The rule is: if a chunk is accessed, the object it belongs to is accessed too. This way It's very likely an object won't be evicted if there are still chunk accesses to it.

It is possible that a chunk is evicted while the other chunks still resides in CacheServer.
It is possible that an object resides in CacheServer but all its chunks are evicted.
It is possible that an object is evicted but there are still orphan chunks. These chunks will be evicted finally since there won't be any access to them.

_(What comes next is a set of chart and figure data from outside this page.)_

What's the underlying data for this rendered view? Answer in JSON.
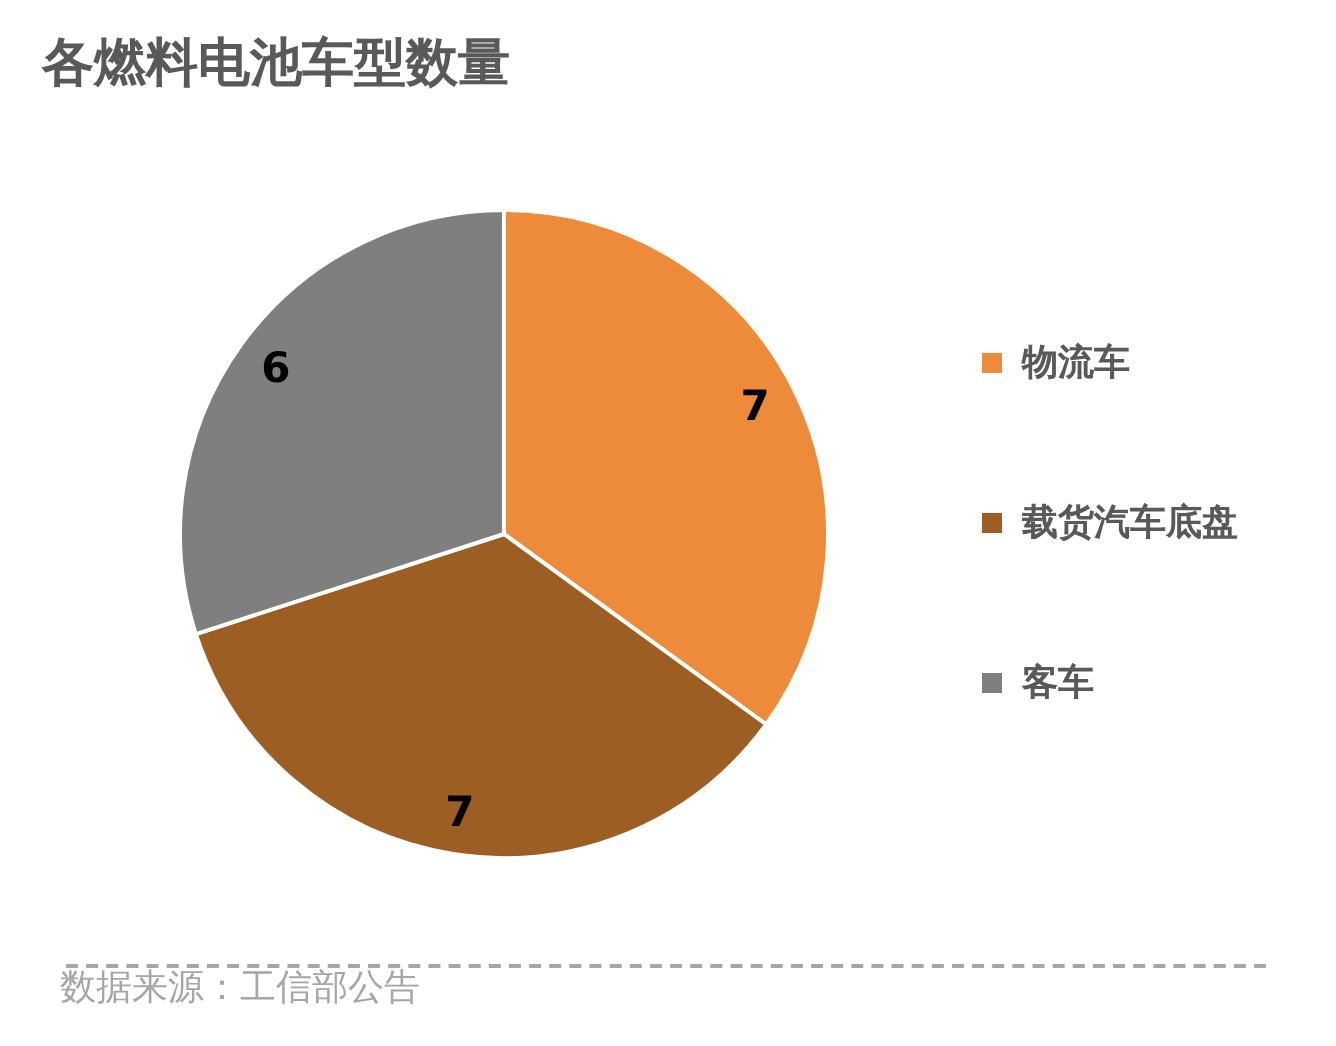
{
  "chart_data": {
    "type": "pie",
    "title": "各燃料电池车型数量",
    "categories": [
      "物流车",
      "载货汽车底盘",
      "客车"
    ],
    "values": [
      7,
      7,
      6
    ],
    "colors": [
      "#ed8b3a",
      "#9c5e23",
      "#7f7f7f"
    ],
    "data_labels": true,
    "legend": "right",
    "annotations": [
      "数据来源：工信部公告"
    ]
  }
}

The cache replacement policy is a modified and simplified version of LIRS.

API

Chunk API

ChunkStorage provides chunk access:

trait ChunkStorage {
    fn add(&mut self, chunk_id, bytes);
    fn remove(&mut self, chunk_id);
    fn read(&mut self, chunk_id) -> Stream<>
}

Object API

ObjectStorage provides object access:

trait ObjectStorage {
    fn add(&mut self, key: String, size, meta, prefered_chunck_size);
    fn remove(&mut self, key)
    fn access(&mut self, key)
}

CacheServer API

Server level API

trait Cache {
    /// Write chunks to an object.
    /// Nonexistent object will added implicitly
    fn write(&mut self, key, chunks)

    /// Read specified `range` of bytes in an object
    fn read(&mut self, key, range)
}

Client

Client-side config versioning: If a new cache node C is added to the cache cluster {A,B}, and assuming the cache client uses a consistent hash, when the new cluster config {A,B,C} is published to every client, 1/3 of the data access will encounter a miss.

To upgrade cluster config smoothly, a client needs to access the cache cluster using two configs: read from the new cluster first, if there is a miss, read the old cluster, until data migration is done. During this period, there are two active config {{A,B},ver=1} and {{A,B,C},ver=2}.

And it is also possible that there are more than two active configs.

Thus for the cache client, it has to:

Be able to upgrade cluster config on the fly,
support a joint config,
and be able to retry every config.

A cluster upgrade may looks like this:

Initially, every cache-client has config [{{A,B},ver=1}];
A new cache node is added, and the new config is published to every client: [{{A,B},ver=1}, {{A,B,C},ver=2}];
After a while, config with ver=1 is removed, and another new config is published to every client: [{{A,B,C},ver=2}].

Caveat

Consistency concern

Cache has consistency issue with the backend storage, i.e., if an object is changed in the backend store, there is, NO way to provide a strong consistent view on the cache side. Unless there is a distributed consensus protocol running upon backend store and cache(which is expensive).

Thus it is recommended to only store object that won't change, i.e, an object on the backend will only be added and removed, never be modified.

Space management

It's recommended to set the cache space limit to under 80% of the disk, since in order to reduce IO, the space of removed chunk won't be reclaim until next compaction.